El organismo también calcula que existe más de un 90 % de probabilidad de que durante el otoño y el invierno de 2026-2027 se registre un episodio considerado muy fuerte en el hemisferio norte.

El Niño continúa ganando fuerza

El fenómeno comenzó a desarrollarse en junio y durante el último mes mostró un incremento significativo en las temperaturas del océano Pacífico.

Las anomalías térmicas superaron los 2 grados Celsius en la superficie del Pacífico oriental, mientras que debajo de la superficie se registraron diferencias de hasta 10 grados.

La NOAA considera que existe un episodio de El Niño cuando las temperaturas de las aguas del Pacífico ecuatorial permanecen al menos 0.5 grados Celsius por encima del promedio durante varios meses consecutivos.

Aunque una mayor intensidad incrementa la posibilidad de que se presenten efectos asociados al fenómeno, la NOAA aclaró que sus impactos específicos no están garantizados.

Posibles efectos climáticos

El fortalecimiento de El Niño puede modificar los patrones de lluvia, temperatura y actividad ciclónica en distintas regiones del planeta.

En Estados Unidos, el fenómeno podría provocar condiciones más secas y temperaturas superiores a las habituales durante el invierno en algunas zonas.

Al mismo tiempo, el sur del país podría experimentar mayores precipitaciones y riesgo de inundaciones.

El comportamiento de los vientos también influye en la actividad de los ciclones tropicales. El fenómeno suele favorecer una mayor actividad ciclónica en el Pacífico y reducir las condiciones favorables para huracanes en el Atlántico.

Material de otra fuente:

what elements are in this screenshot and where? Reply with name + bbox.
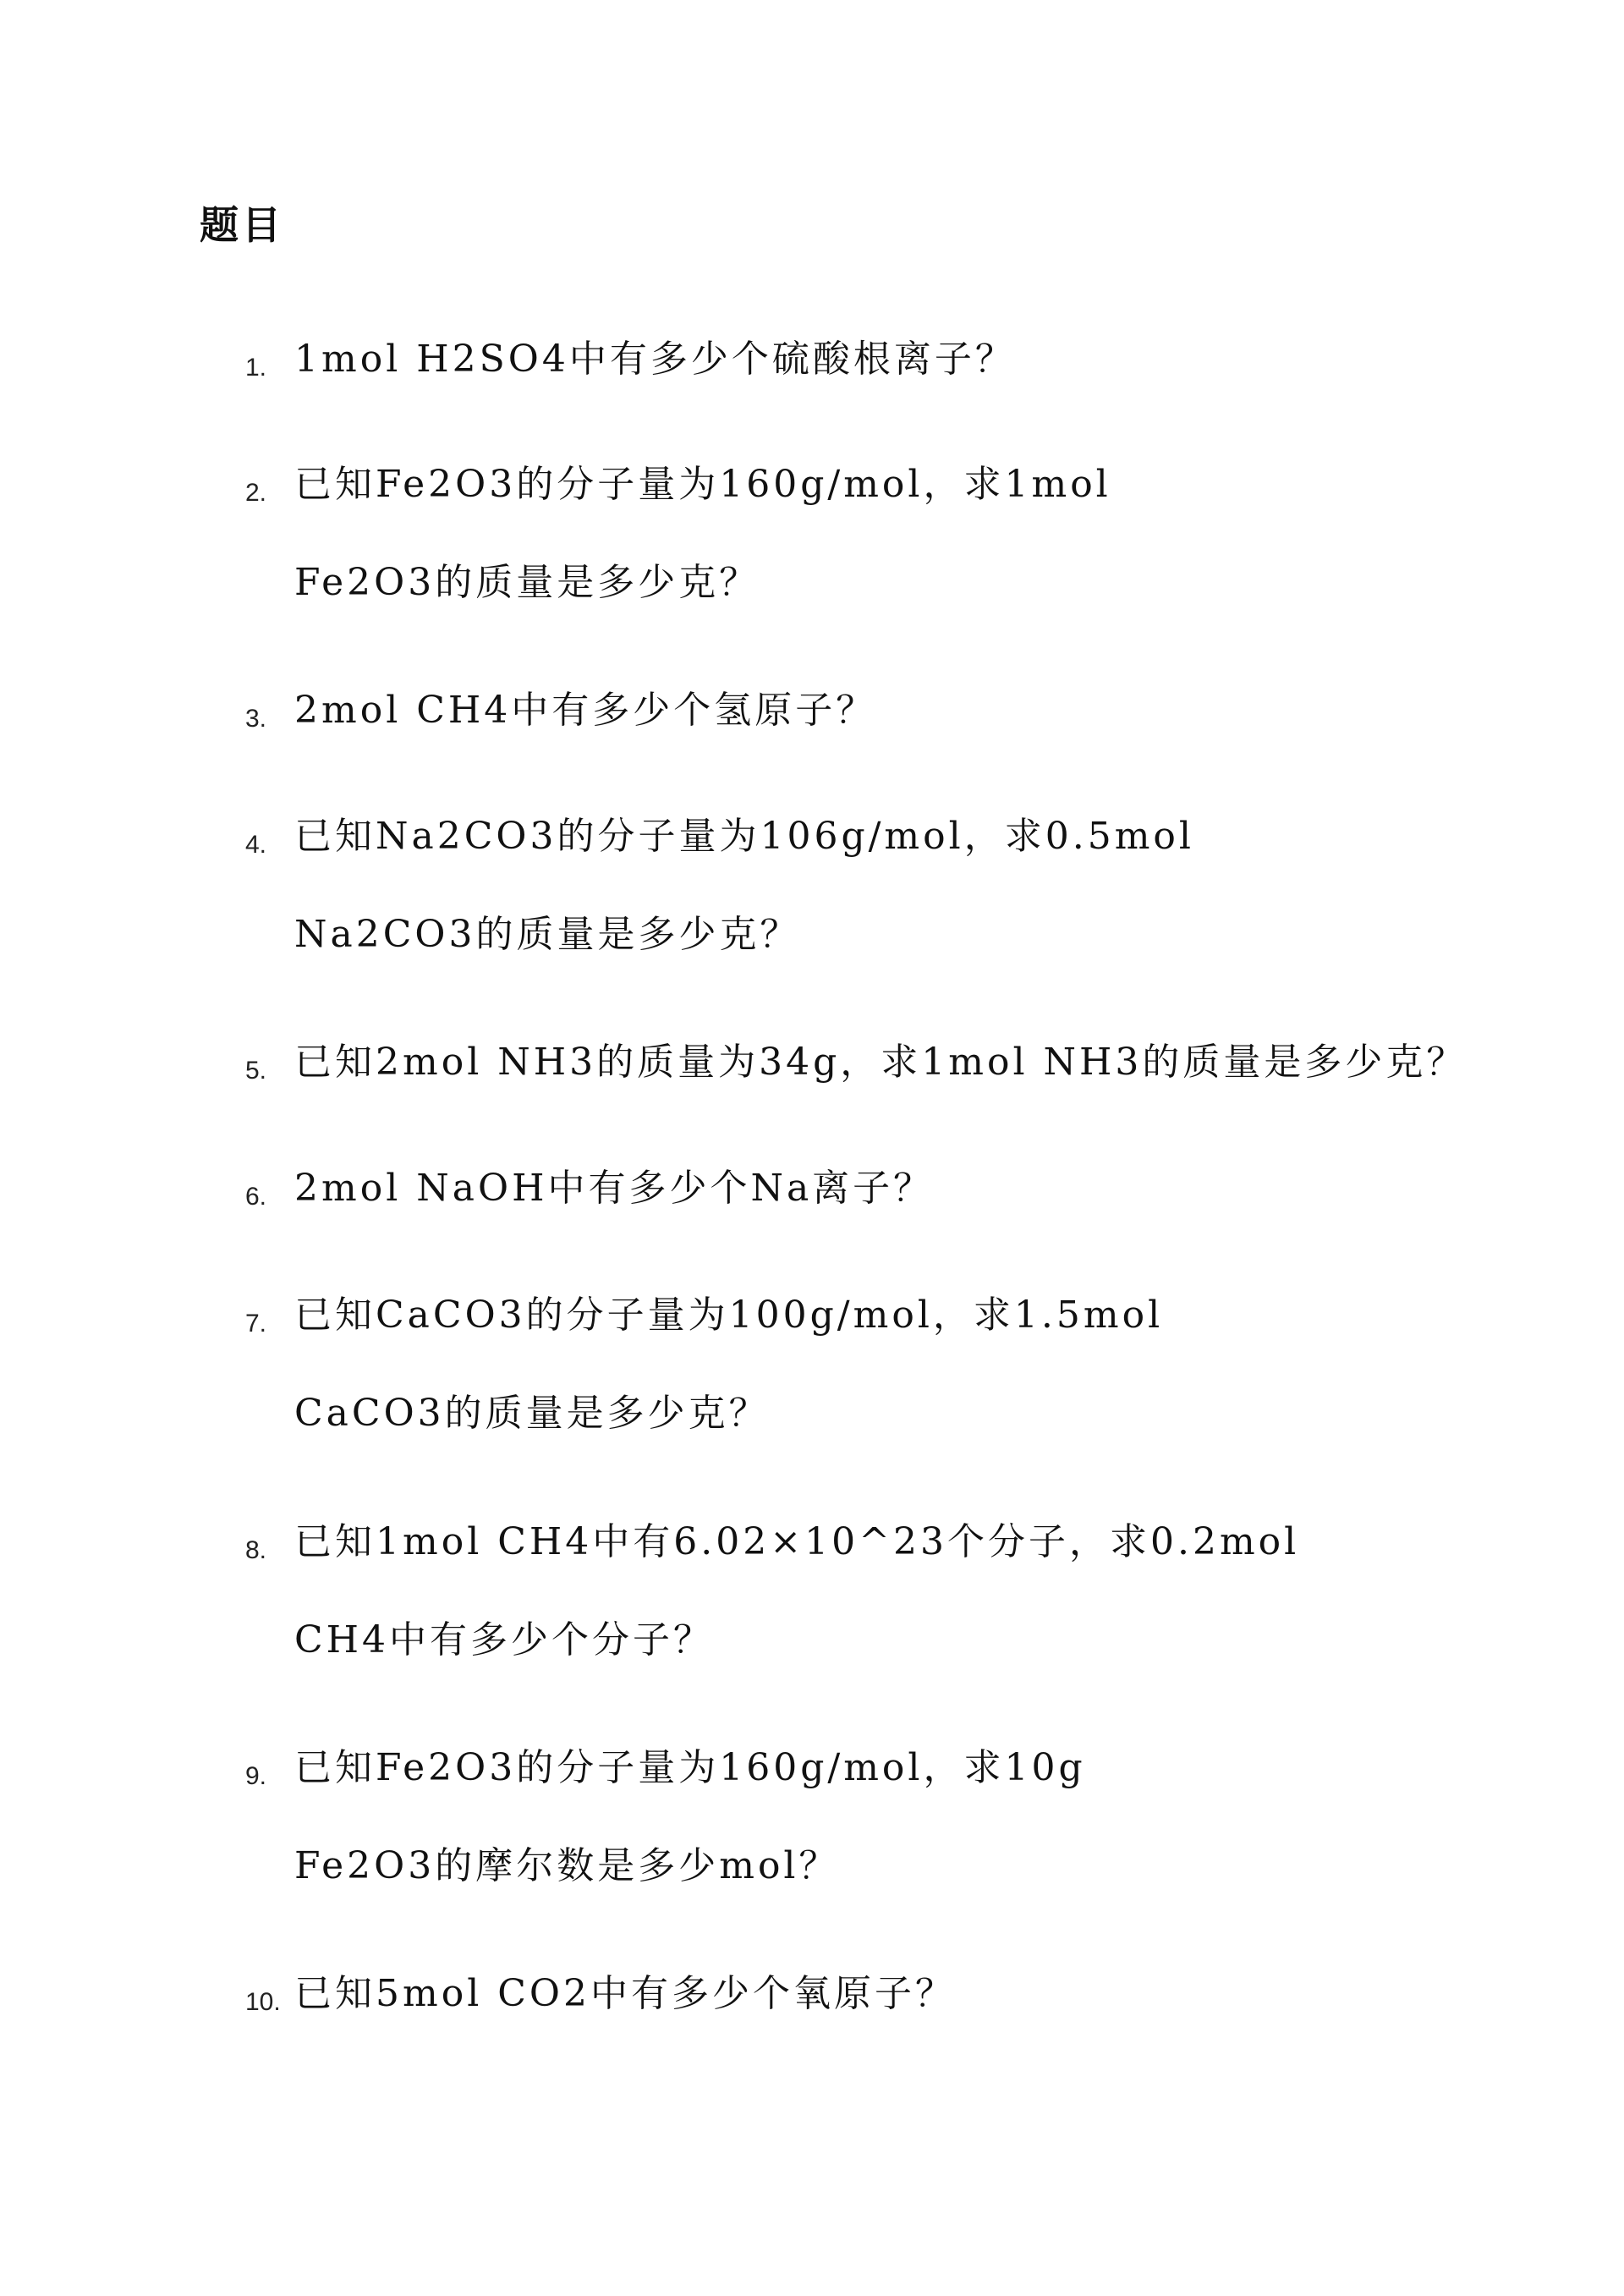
question-line: Fe2O3的摩尔数是多少mol？ <box>294 1844 840 1887</box>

Ante el fortalecimiento de El Niño, la NOAA redujo recientemente su pronóstico para la temporada de huracanes del Atlántico, mientras que elevó las expectativas de actividad ciclónica en el Pacífico oriental.

El organismo prevé hasta 13 tormentas en el Atlántico y hasta 22 ciclones en el Pacífico oriental.

Por otra parte, la NOAA informó que julio se convirtió en el mes más caluroso registrado en Estados Unidos, con una temperatura promedio cercana a los 25 grados Celsius, aproximadamente 1.8 grados por encima del promedio del siglo XX.